Dans un style poétique et chantant, fait de très courtes
phrases aux résonnances parfois un brin baudelairiennes, faisant fi d’une
narration traditionnelle pour faire voguer le lecteur de scénettes en
scénettes, souvent espacées de nombreuses années, Christian Bobin pose une
façon bien à lui de concevoir un récit romanesque.
De la vie de cette jeune fille, Albe, nous n’allons
connaître que quelques moments cruciaux, ceux qui construiront sa personnalité,
feront d’elle, vingt-sept ans plus tard, une femme enfin devenue adulte, cette
« femme à venir ».
Tout commence avec la naissance d’Albe qui nous est dépeinte
à petits traits destinés à rendre l’atmosphère partiellement sereine et un peu
secrète de cette grande maisonnée dans laquelle le bébé dort.
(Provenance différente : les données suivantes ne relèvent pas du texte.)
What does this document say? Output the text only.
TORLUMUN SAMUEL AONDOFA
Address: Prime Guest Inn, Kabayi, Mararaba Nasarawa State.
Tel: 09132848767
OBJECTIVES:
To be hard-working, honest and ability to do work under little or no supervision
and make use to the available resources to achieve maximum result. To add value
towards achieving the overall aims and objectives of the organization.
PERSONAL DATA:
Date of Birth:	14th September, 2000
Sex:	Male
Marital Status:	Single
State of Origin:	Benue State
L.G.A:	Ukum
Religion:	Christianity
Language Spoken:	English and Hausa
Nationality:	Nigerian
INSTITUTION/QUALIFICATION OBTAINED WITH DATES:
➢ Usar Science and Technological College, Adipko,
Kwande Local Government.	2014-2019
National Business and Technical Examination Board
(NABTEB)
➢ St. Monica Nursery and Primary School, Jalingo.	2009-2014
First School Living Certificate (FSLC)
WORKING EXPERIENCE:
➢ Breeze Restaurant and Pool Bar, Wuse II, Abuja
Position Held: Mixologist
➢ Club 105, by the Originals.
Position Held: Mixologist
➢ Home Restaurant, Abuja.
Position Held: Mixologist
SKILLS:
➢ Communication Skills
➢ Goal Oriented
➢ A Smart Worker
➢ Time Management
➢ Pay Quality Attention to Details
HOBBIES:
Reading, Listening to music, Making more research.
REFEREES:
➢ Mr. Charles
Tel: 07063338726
C’est par
périphrases que l’on comprend car Bobin dédaigne nous donner à voir directement
ce qui se passe. Il préfère de loin laisser le soin à ses lecteurs de puiser
dans leur imaginaire pour décoder une prose souvent elliptique et très emprunte
de poésie.
Albe est la fille d’un agent d’assurances peintre en secret
et d’une femme fantasque dont la vie consiste, entre deux fugues sporadiques, à
lire les manuscrits que des apprentis littérateurs envoient à la maison
d’Edition pour laquelle elle travaille.
Quand viendra la reconnaissance, le père abandonnera le
métier qu’il hait pour se consacrer entièrement à la peinture et devenir
bientôt un peintre célèbre. Puis surviendra la mort brutale de la mère,
conclusion inéluctable d’un couple qui ne s’aime plus, solution définitive au
mal être qui oppresse Albe devenue grande.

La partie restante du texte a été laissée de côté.